Applies a bug fix for padded scale loads in fp8 x mxfp4 mode
ensuring TMA load requirements are met when using the unpacked
fp4 (padded) layout. This only occurs after enabling warp
specialization.
diff --git a/bench/triton_bench/matmul_ogs_details/_ptma_matmul_ogs.py b/bench/triton_bench/matmul_ogs_details/_ptma_matmul_ogs.py
@@ -293,7 +293,7 @@ def _ptma_matmul_ogs(
     # Enable warp specialization when all loads are TMA loads. Don't enable it
     # for mixed-precision yet.
     ENABLE_WS: tl.constexpr = True
-    WARP_SPECIALIZE: tl.constexpr = ((USE_GATHER_TMA or X_USE_LOAD_TMA) and not is_microscaled_format) and ENABLE_WS
+    WARP_SPECIALIZE: tl.constexpr = (USE_GATHER_TMA or X_USE_LOAD_TMA) and ENABLE_WS
 
     for tile_id in tl.range(tl.program_id(0), num_tiles, NUM_SMS, flatten=True, disallow_acc_multi_buffer=DISALLOW_ACC_MULTI_BUFFER, warp_specialize=WARP_SPECIALIZE):
         expt_id, start_z, start_m, eM, off_m, off_n, pid_k = _load_tile_attrs(
diff --git a/lib/Dialect/TritonGPU/Transforms/WarpSpecialization/LoadMMASpecialization.cpp b/lib/Dialect/TritonGPU/Transforms/WarpSpecialization/LoadMMASpecialization.cpp
@@ -12,6 +12,7 @@
 #include "triton/Dialect/TritonGPU/Transforms/Utility.h"
 #include "triton/Dialect/TritonGPU/Transforms/WarpSpecialization.h"
 #include "triton/Dialect/TritonNvidiaGPU/IR/Dialect.h"

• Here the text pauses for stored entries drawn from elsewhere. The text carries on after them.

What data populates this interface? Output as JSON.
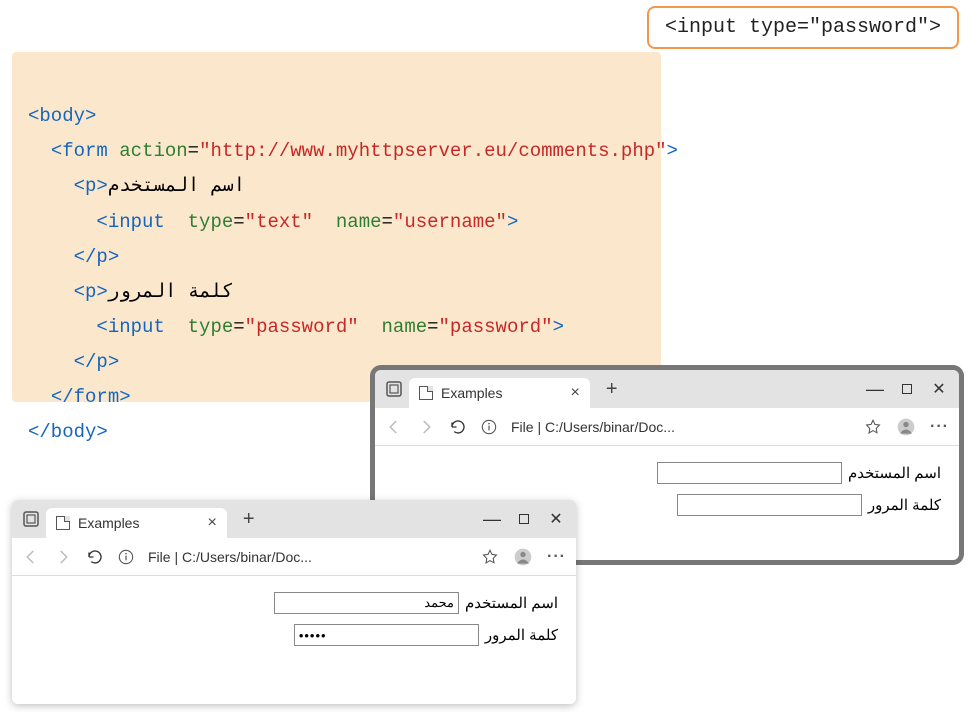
{
  "callout": {
    "text": "<input type=\"password\">"
  },
  "code": {
    "line1_open_body": "<body>",
    "line2_open_form": "<form",
    "line2_attr_action": "action",
    "line2_val_action": "\"http://www.myhttpserver.eu/comments.php\"",
    "line2_close": ">",
    "line3_open_p": "<p>",
    "line3_text": "اسم المستخدم",
    "line4_open_input": "<input",
    "line4_attr_type": "type",
    "line4_val_type": "\"text\"",
    "line4_attr_name": "name",
    "line4_val_name": "\"username\"",
    "line4_close": ">",
    "line5_close_p": "</p>",
    "line6_open_p": "<p>",
    "line6_text": "كلمة المرور",
    "line7_open_input": "<input",
    "line7_attr_type": "type",
    "line7_val_type": "\"password\"",
    "line7_attr_name": "name",
    "line7_val_name": "\"password\"",
    "line7_close": ">",
    "line8_close_p": "</p>",
    "line9_close_form": "</form>",
    "line10_close_body": "</body>"
  },
  "browser_shared": {
    "tab_title": "Examples",
    "addr_prefix": "File  |  C:/Users/binar/Doc...",
    "label_username": "اسم المستخدم",
    "label_password": "كلمة المرور"
  },
  "browser1_filled": {
    "username_value": "محمد",
    "password_value": "•••••"
  },
  "browser2_empty": {
    "username_value": "",
    "password_value": ""
  }
}
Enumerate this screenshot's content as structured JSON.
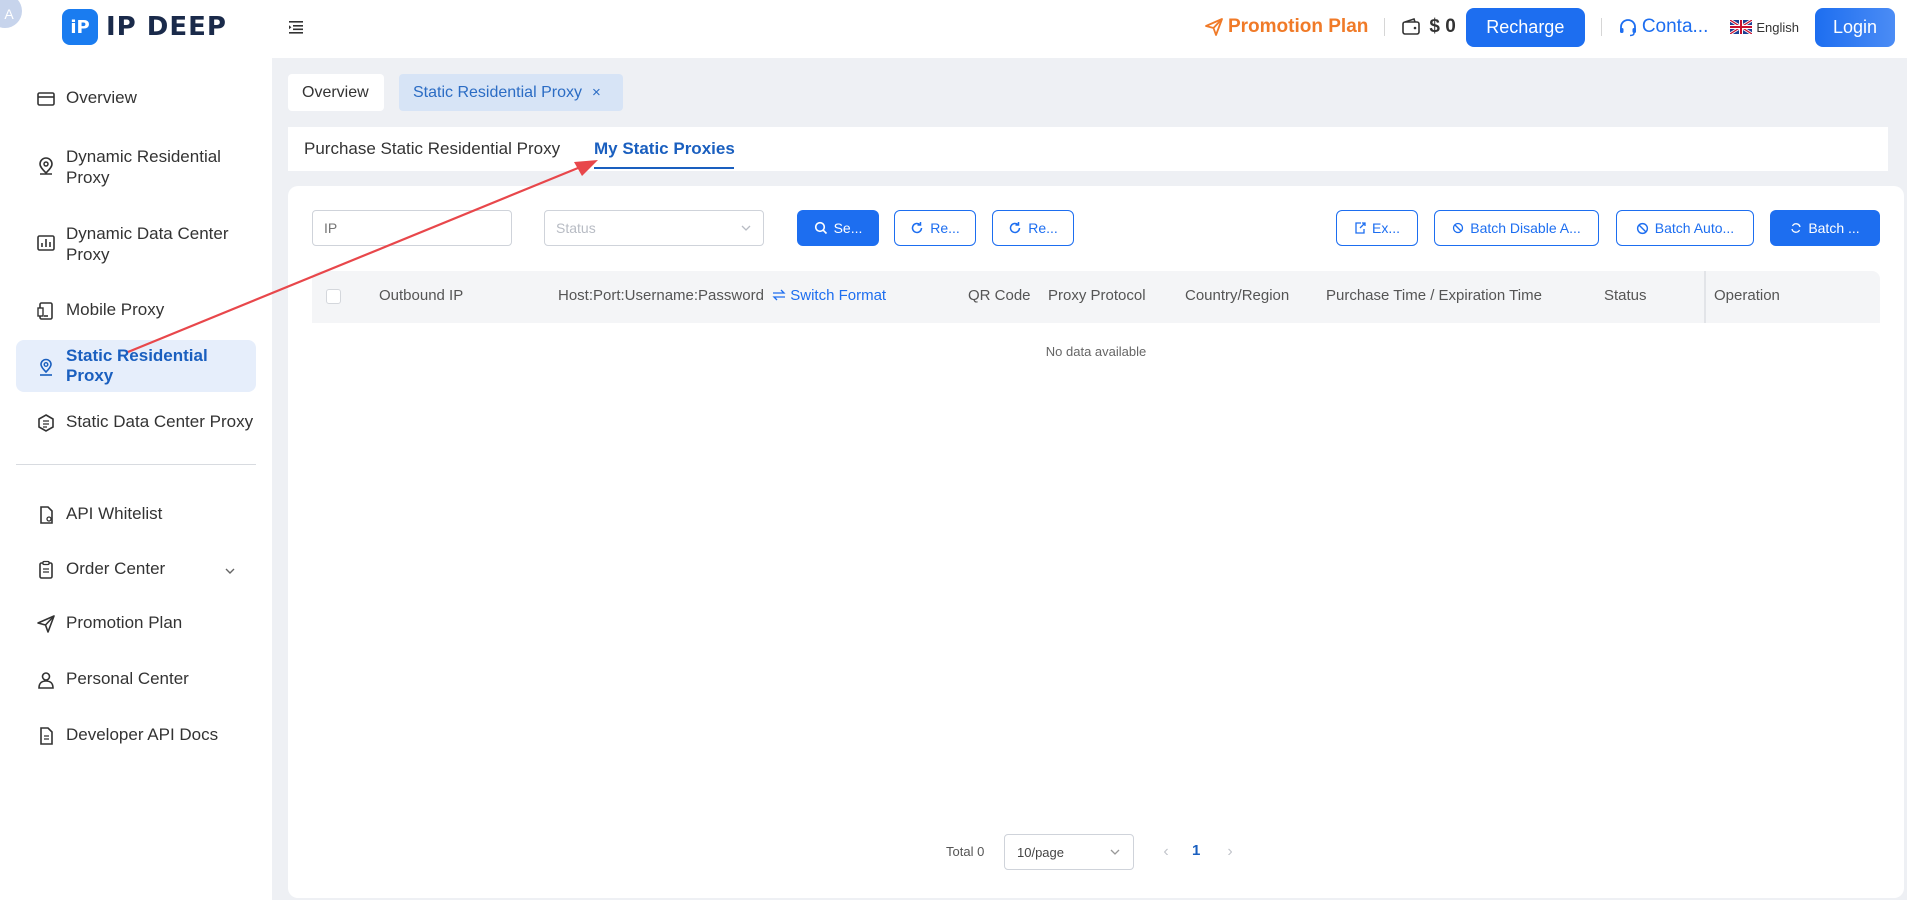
{
  "header": {
    "avatar_letter": "A",
    "logo_mark": "iP",
    "logo_text": "IP DEEP",
    "promotion": "Promotion Plan",
    "balance": "$ 0",
    "recharge": "Recharge",
    "contact": "Conta...",
    "language": "English",
    "login": "Login",
    "accent_color": "#1d6ef0",
    "promo_color": "#f07a28"
  },
  "sidebar": {
    "items": [
      {
        "label": "Overview",
        "icon": "card-icon"
      },
      {
        "label": "Dynamic Residential Proxy",
        "icon": "location-pin-icon"
      },
      {
        "label": "Dynamic Data Center Proxy",
        "icon": "bar-chart-icon"
      },
      {
        "label": "Mobile Proxy",
        "icon": "mobile-icon"
      },
      {
        "label": "Static Residential Proxy",
        "icon": "location-icon",
        "active": true
      },
      {
        "label": "Static Data Center Proxy",
        "icon": "cube-icon"
      },
      {
        "label": "API Whitelist",
        "icon": "document-icon"
      },
      {
        "label": "Order Center",
        "icon": "clipboard-icon"
      },
      {
        "label": "Promotion Plan",
        "icon": "send-icon"
      },
      {
        "label": "Personal Center",
        "icon": "user-icon"
      },
      {
        "label": "Developer API Docs",
        "icon": "doc-icon"
      }
    ]
  },
  "tabs": {
    "overview": "Overview",
    "static": "Static Residential Proxy",
    "close": "×"
  },
  "subtabs": {
    "purchase": "Purchase Static Residential Proxy",
    "my": "My Static Proxies"
  },
  "filters": {
    "ip_placeholder": "IP",
    "status_placeholder": "Status"
  },
  "toolbar": {
    "search": "Se...",
    "reset": "Re...",
    "refresh": "Re...",
    "export": "Ex...",
    "batch_disable": "Batch Disable A...",
    "batch_auto": "Batch Auto...",
    "batch": "Batch ..."
  },
  "table": {
    "columns": {
      "outbound_ip": "Outbound IP",
      "host": "Host:Port:Username:Password",
      "switch_format": "Switch Format",
      "qr": "QR Code",
      "protocol": "Proxy Protocol",
      "country": "Country/Region",
      "time": "Purchase Time / Expiration Time",
      "status": "Status",
      "operation": "Operation"
    },
    "empty": "No data available"
  },
  "pager": {
    "total": "Total 0",
    "page_size": "10/page",
    "prev": "‹",
    "next": "›",
    "current": "1"
  }
}
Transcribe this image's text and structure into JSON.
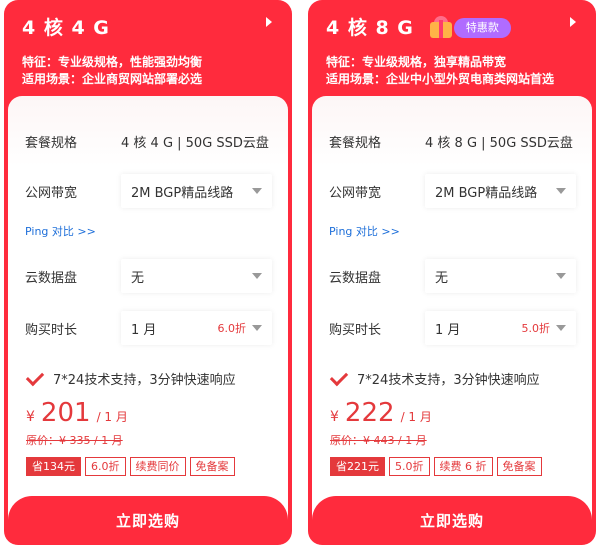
{
  "plans": [
    {
      "title": "4 核 4 G",
      "feature": "特征：专业级规格，性能强劲均衡",
      "scenario": "适用场景：企业商贸网站部署必选",
      "promo_label": "",
      "spec_label": "套餐规格",
      "spec_value": "4 核 4 G | 50G SSD云盘",
      "bandwidth_label": "公网带宽",
      "bandwidth_value": "2M BGP精品线路",
      "ping_link": "Ping 对比 >>",
      "disk_label": "云数据盘",
      "disk_value": "无",
      "duration_label": "购买时长",
      "duration_value": "1 月",
      "duration_discount": "6.0折",
      "support": "7*24技术支持，3分钟快速响应",
      "currency": "¥",
      "price": "201",
      "price_unit": "/ 1 月",
      "original_price": "原价：¥ 335 / 1 月",
      "tags": [
        "省134元",
        "6.0折",
        "续费同价",
        "免备案"
      ],
      "buy_label": "立即选购"
    },
    {
      "title": "4 核 8 G",
      "feature": "特征：专业级规格，独享精品带宽",
      "scenario": "适用场景：企业中小型外贸电商类网站首选",
      "promo_label": "特惠款",
      "spec_label": "套餐规格",
      "spec_value": "4 核 8 G | 50G SSD云盘",
      "bandwidth_label": "公网带宽",
      "bandwidth_value": "2M BGP精品线路",
      "ping_link": "Ping 对比 >>",
      "disk_label": "云数据盘",
      "disk_value": "无",
      "duration_label": "购买时长",
      "duration_value": "1 月",
      "duration_discount": "5.0折",
      "support": "7*24技术支持，3分钟快速响应",
      "currency": "¥",
      "price": "222",
      "price_unit": "/ 1 月",
      "original_price": "原价：¥ 443 / 1 月",
      "tags": [
        "省221元",
        "5.0折",
        "续费 6 折",
        "免备案"
      ],
      "buy_label": "立即选购"
    }
  ],
  "colors": {
    "brand_red": "#ff2b3d",
    "accent_red": "#e4393c",
    "link_blue": "#1e6fd9",
    "promo_purple": "#b06cff"
  },
  "icons": {
    "title_arrow": "caret-right-icon",
    "select_caret": "caret-down-icon",
    "support_check": "check-icon",
    "promo_gift": "gift-icon"
  }
}
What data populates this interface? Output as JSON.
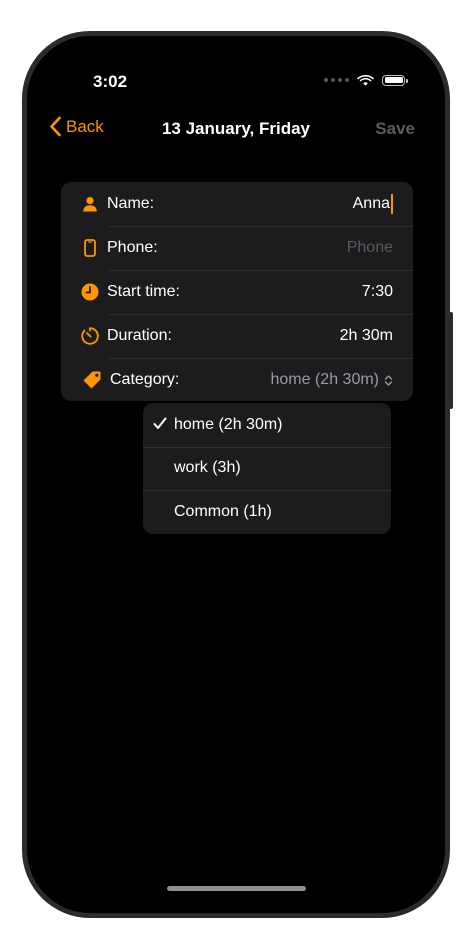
{
  "status_bar": {
    "time": "3:02"
  },
  "nav": {
    "back_label": "Back",
    "title": "13 January, Friday",
    "save_label": "Save"
  },
  "form": {
    "rows": [
      {
        "icon": "person-icon",
        "label": "Name:",
        "value": "Anna"
      },
      {
        "icon": "phone-icon",
        "label": "Phone:",
        "placeholder": "Phone"
      },
      {
        "icon": "clock-icon",
        "label": "Start time:",
        "value": "7:30"
      },
      {
        "icon": "timer-icon",
        "label": "Duration:",
        "value": "2h 30m"
      },
      {
        "icon": "tag-icon",
        "label": "Category:",
        "value": "home (2h 30m)"
      }
    ]
  },
  "dropdown": {
    "options": [
      {
        "label": "home (2h 30m)",
        "selected": true
      },
      {
        "label": "work (3h)",
        "selected": false
      },
      {
        "label": "Common (1h)",
        "selected": false
      }
    ]
  },
  "colors": {
    "accent": "#ff9500",
    "background": "#000000",
    "card": "#1c1c1e",
    "disabled": "#5c5c5e",
    "placeholder": "#5a5a5e"
  }
}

+#include "triton/Dialect/TritonNvidiaGPU/Transforms/TMAUtilities.h"
 
 using namespace mlir;
 using namespace triton;
@@ -139,8 +140,11 @@ static void lowerTMACopy(ImplicitLocOpBuilder &b, Partition &partition,
   if (auto load = dyn_cast<DescriptorLoadOp>(op)) {
     Value tmaPtr = createInPartition<ttng::TensorDescToTMAPtrOp>(
         b, partition, load.getDesc());
+    auto indices = ttng::translateTMAIndices(
+        b, load.getLoc(), load.getDesc().getType().getBlockType().getEncoding(),
+        load.getIndices());
     createInPartition<ttng::AsyncTMACopyGlobalToLocalOp>(
-        b, partition, tmaPtr, load.getIndices(), barrier, view, truePred);
+        b, partition, tmaPtr, indices, barrier, view, truePred);
   } else {
     auto gather = cast<DescriptorGatherOp>(op);
     Value tmaPtr = createInPartition<ttng::TensorDescToTMAPtrOp>(